For the rest of this year and the beginning of next:
1) Stay in Korea and keep earning my Native English Speaker dollars and paying off my student loans
2) find a job in the Midwest to be close to family and friends, and keep paying off student loans

For the year after next:
1) Move back to the US and pursue grad school/teaching certification. This has been the plan I've been building most of this year, though I've been having trouble deciding whether to pursue Montessori or a state teaching certificate, or both.
2) Move back to the US and pursue grad school in Environmental Science or Engineering. I could still make tutoring a regular part of my life, and perhaps have the more individual affect on their lives that I would not be able to have if I only saw students in classes of 30.

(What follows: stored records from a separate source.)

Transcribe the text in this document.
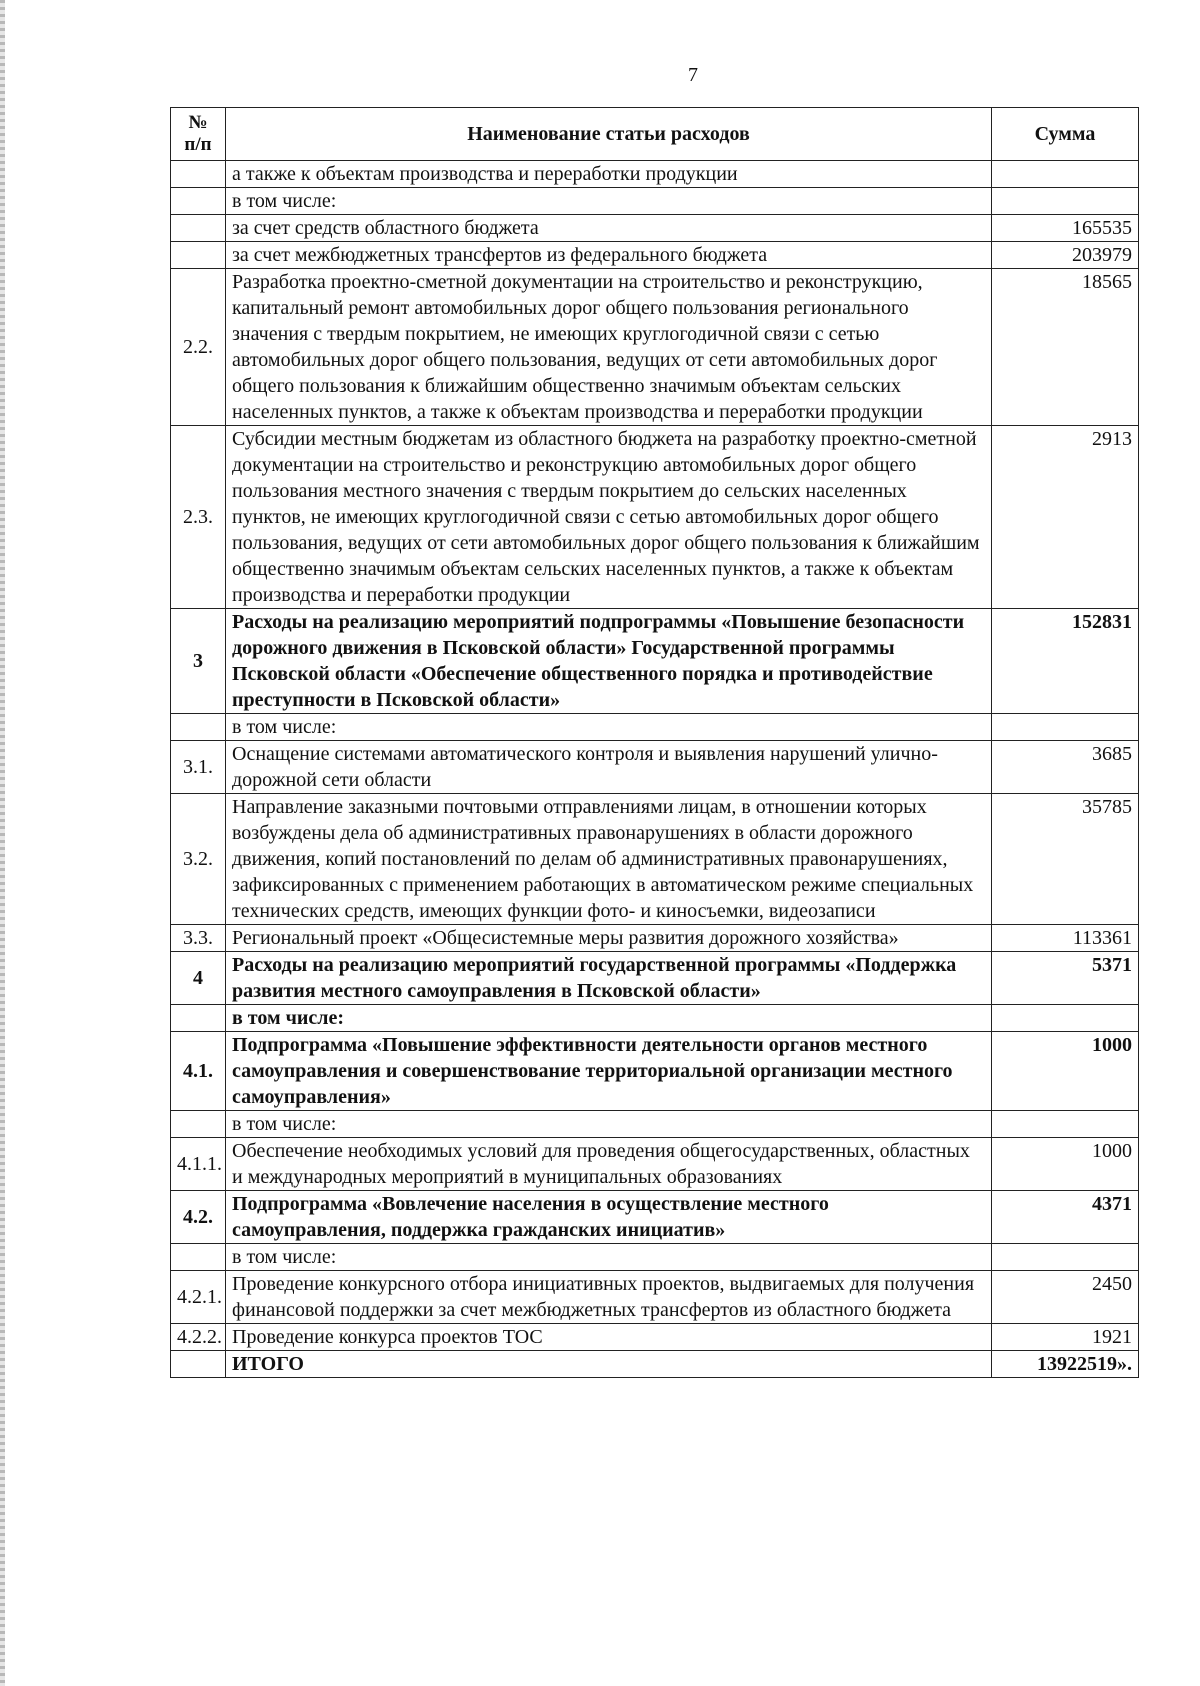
7
№
п/п	Наименование статьи расходов	Сумма
	а также к объектам производства и переработки продукции	
	в том числе:	
	за счет средств областного бюджета	165535
	за счет межбюджетных трансфертов из федерального бюджета	203979
2.2.	Разработка проектно-сметной документации на строительство и реконструкцию, капитальный ремонт автомобильных дорог общего пользования регионального значения с твердым покрытием, не имеющих круглогодичной связи с сетью автомобильных дорог общего пользования, ведущих от сети автомобильных дорог общего пользования к ближайшим общественно значимым объектам сельских населенных пунктов, а также к объектам производства и переработки продукции	18565
2.3.	Субсидии местным бюджетам из областного бюджета на разработку проектно-сметной документации на строительство и реконструкцию автомобильных дорог общего пользования местного значения с твердым покрытием до сельских населенных пунктов, не имеющих круглогодичной связи с сетью автомобильных дорог общего пользования, ведущих от сети автомобильных дорог общего пользования к ближайшим общественно значимым объектам сельских населенных пунктов, а также к объектам производства и переработки продукции	2913
3	Расходы на реализацию мероприятий подпрограммы «Повышение безопасности дорожного движения в Псковской области» Государственной программы Псковской области «Обеспечение общественного порядка и противодействие преступности в Псковской области»	152831
	в том числе:	
3.1.	Оснащение системами автоматического контроля и выявления нарушений улично-дорожной сети области	3685
3.2.	Направление заказными почтовыми отправлениями лицам, в отношении которых возбуждены дела об административных правонарушениях в области дорожного движения, копий постановлений по делам об административных правонарушениях, зафиксированных с применением работающих в автоматическом режиме специальных технических средств, имеющих функции фото- и киносъемки, видеозаписи	35785
3.3.	Региональный проект «Общесистемные меры развития дорожного хозяйства»	113361
4	Расходы на реализацию мероприятий государственной программы «Поддержка развития местного самоуправления в Псковской области»	5371
	в том числе:	
4.1.	Подпрограмма «Повышение эффективности деятельности органов местного самоуправления и совершенствование территориальной организации местного самоуправления»	1000
	в том числе:	
4.1.1.	Обеспечение необходимых условий для проведения общегосударственных, областных и международных мероприятий в муниципальных образованиях	1000
4.2.	Подпрограмма «Вовлечение населения в осуществление местного самоуправления, поддержка гражданских инициатив»	4371
	в том числе:	
4.2.1.	Проведение конкурсного отбора инициативных проектов, выдвигаемых для получения финансовой поддержки за счет межбюджетных трансфертов из областного бюджета	2450
4.2.2.	Проведение конкурса проектов ТОС	1921
	ИТОГО	13922519».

3) Move to China under a Chinese Government Scholarship and pursue Environmental Science or Engineering at a Chinese University. This would put me in China with some long-term stability, and I could make/continue solid friendships and start a life as an international science liaison.
4) Move to China and get Montessori certification at the teaching center in Hangzhou. Teach in China and return to the US when/if the job market increases with enough teaching experience to be competitive
5) Other things yet unthought of that will give me opportunities to teach, travel, and keep involved (even vicariously) in scientific studies.

I posed a couple of these on facebook the other day and got a lot of excellent feedback, much of which supported my feeling that I don't want to teach in the US right now. I really, really would like the right answer to bring me closer to home, but I also don't want to move home and feel stuck. So, right now I am leaning towards things that will keep me on this side of the globe for a while longer.